Tuesday, January 31, 2006

Excentricidades

Eu não acredito no euromilhões. Não conheço ninguém que alguma vez tenha ganho sequer mais do que o 5º ou 6º prémio, pouco mais que vinte euros. Acho mesmo que nunca ninguém ganha o jackpot do euromilhões. Admito que o esquema está bem feito, bem publicitado, afinal a chave secreta parece estar todas as semanas à nossa frente, basta encontrarmos o caminho certo entre a caneta e o painel de números. Mas não, a mim não me enganam, o euromilhões é um embuste.

183 milhões de euros. Fiz as contas, e a não ser que tenha um valente aumento salarial na minha próxima avaliação de desempenho, para acumular a mesma quantia vou ter que trabalhar intensamente durante os próximos 7625 anos. Incluindo fins-de-semana.

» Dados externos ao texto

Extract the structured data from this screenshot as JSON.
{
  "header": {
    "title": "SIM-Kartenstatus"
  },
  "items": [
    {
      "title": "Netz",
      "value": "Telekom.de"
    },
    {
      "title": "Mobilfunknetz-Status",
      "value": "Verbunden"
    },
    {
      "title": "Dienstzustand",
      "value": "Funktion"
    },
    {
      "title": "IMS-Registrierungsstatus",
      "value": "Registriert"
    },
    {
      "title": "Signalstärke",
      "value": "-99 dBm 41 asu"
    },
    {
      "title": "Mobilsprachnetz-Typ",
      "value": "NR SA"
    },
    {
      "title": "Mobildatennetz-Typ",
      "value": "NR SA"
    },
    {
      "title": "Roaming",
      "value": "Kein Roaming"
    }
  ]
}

É disto que o meu povo gosta. O entusiasmo desenfreado que se gera antes dos jackpots do euromilhões é a prova de que nunca ninguém está satisfeito com o que tem. Quando o jackpot são 73 milhões de euros, é ver a corrida aos balcões do euromilhões, filas intermináveis à hora do almoço e às sete da tarde de sexta-feira, colegas de escritórios a fazer poules de apostas, um industrial de Miranda do Douro a gastar cinco mil contos em cruzinhas e a rir-se bacocamente para a câmara da TVI enquanto dá calduços ao puto. Na semana seguinte, foi-se o prémio para a Irlanda, o primeiro prémio passa para 10 milhões e já ninguém liga. “Pois, o que me fazia mesmo jeito eram os 73 milhões de euros para dar uma volta à minha vida, agora 10 milhões, menina, oh isso vai-se num instante”. Pois sim, eu se ganhasse 10 milhões também não mudava a minha vida e continuava a ir na Vimeca para o meu T1 no Barreiro.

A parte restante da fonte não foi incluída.